Aligning Your Offer with Your Customers' Pain

Whether developing a new service offering, crafting a sales letter, writing an “about us” page, or communicating with customers on social media sites, understanding your target audience’s pain points is essential to your success. In short, you need to know what problems your customers have before you can possibly solve them. Similarly, this same understanding brings compassion to your message and helps customers to better relate to your company. It can build trust and help you to position your product or service as the solution. Use the tips below, to align your offer with your customers’ pain.

  • Pinpoint problems your customers have that your solution solves. For example, let’s say you sell inkjet printers that have large ink tanks and are much less expensive to operate due to their ink efficiency. Some of the problems your customers might have include: constantly having to replace expensive ink cartridges, concerns about the mess involved or possible warranty issues when using cheap ink refill kits, difficulty of running out of ink, and low-quality printouts because they use draft mode all the time in order to conserve ink.
  • Identify what your customers really want in relation to these problems. Your customers want solutions but may not realize it. They could be living with their current problems without having articulated what they really want. Go ahead and do it for them by identifying what they want. For example, your customers may want a printer that keeps on printing with minimal user intervention. They may want to print gorgeous, full-colour newsletters without worrying about running out of ink or how much the print run is costing in terms of ink. They may want to be able to refill ink without worrying about staining their favourite suit.
  • Identify the descriptions and benefits of your solution to each of the problems you’ve listed. Features are the actual properties or functions of a product while benefits are the results customers receive because of the feature. For example, high capacity ink tanks are a feature while fewer ink cartridge changes and lower ink costs are benefits.

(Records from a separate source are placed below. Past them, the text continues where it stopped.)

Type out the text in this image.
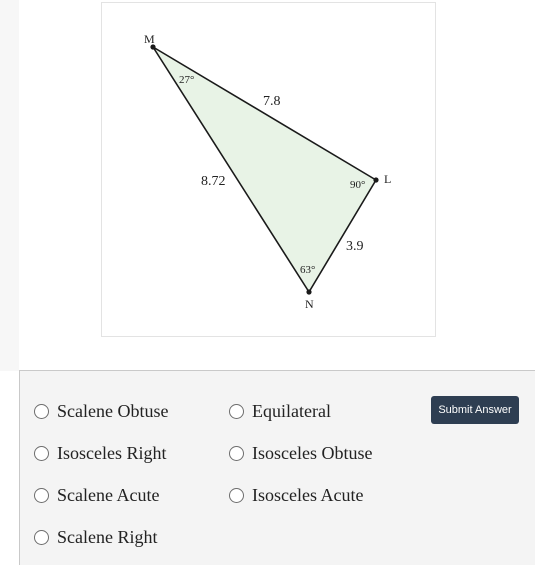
M
L
N
7.8
8.72
3.9
27°
90°
63°
Scalene Obtuse
Isosceles Right
Scalene Acute
Scalene Right
Equilateral
Isosceles Obtuse
Isosceles Acute
Submit Answer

Now that you know what problems your customers have, what they really want, and the features and benefits that solve your customers’ pain, you can create an effective story, advertisement, campaign, social media contest, or other message that clearly positions your product or service as the solution.

For example, you could create a campaign around messy ink cartridge refills featuring ink-stained office workers, ruined business suits, and splotchy printouts. From there, you could reinforce the benefits of your printer’s high-capacity ink tanks and stress that users will never need to resort to messy do-it-yourself ink refill kits ever again. You could even show a side-by-side cost comparison that a show that not only does your solution removes the mess, it’s also cost efficient. If customers come out money ahead, even better!

Knowing your customer’s pain points allows you to address them and position your product as the solution.